Edward Abbott (July 15, 1841 - April 5, 1908) was an American minister (later priest), journalist, and author.

== Early life ==
On July 15, 1841, Abbott was born in Farmington, Maine, fourth son of Jacob Abbott (1803-1879) and Harriet (Vaughan) Abbott.

== Education ==
Abbott graduated in 1860 at the New York University, being class poet, prophet, marshal, and editor of the Eucleian, also studied theology from 1861 to 1862 at the Andover Theological Seminary, and in 1863 served in the United States Sanitary Commission at Washington with the Army of the Potomac.

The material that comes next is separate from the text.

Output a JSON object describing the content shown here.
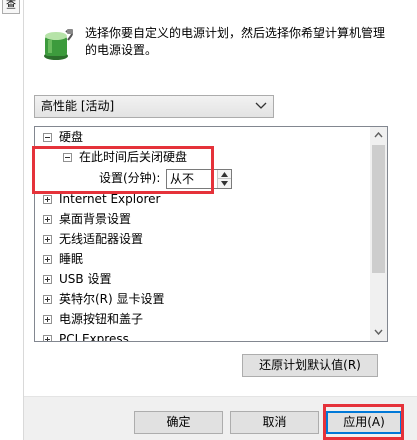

His degrees were conferred by the University of the City of New York, A.B., 1860, and D.D. in 1890.

== Career ==
Abbott was ordained in 1863 to the Congregational ministry, and was the first pastor of Pilgrim Congregational Church (then Stearns chapel) at Cambridge, Massachusetts, serving from 1865 to 1869. From 1869 to 1878 he was associate editor of The Congregationalist, and from 1878 to 1888 editor of the Literary World, whose direction he again assumed in 1895, continuing with that periodical until 1903. In 1879 he was ordained a deacon of the Protestant Episcopal Church, he was advanced to the priesthood in 1880 and became rector of St. James's parish, Cambridge.

In 1889 was elected by the general convention as bishop to Japan, but declined to serve. He was a member of the Cambridge school committee, chaplain of the Massachusetts Senate from 1872 to 1873, member of the board of visitors of Wellesley College 1884, vice-dean of the eastern convocation of Massachusetts, 1889, member of the missionary council of the P. E. church after 1886, and clerical deputy from Massachusetts to the general convention in 1892.

== Works ==
Besides contributions to American periodicals, his publications include:
- The Baby's Things, a story in verse (1871)
- Pilgrim Lesson Papers (1873-1874)
- The Conversations of Genius (1875)
- A Paragraph History of the United States (1875)
- A Paragraph History of the American Revolution (1876)
- Revolutionary Times (1876)
- Long-Look Books, 3 volumes (1877-1880)
- Memoir of Jacob Abbott in "Memorial Edition of Young Christian" (1882)
- Phillips Brooks (1900)

== Family ==
He was married, February 16, 1865, to Clara E. Davis, and August 21, 1883, to Katharine, daughter of Alfred Kelly.

He died at the Homeopathic Hospital in Boston on April 5, 1908.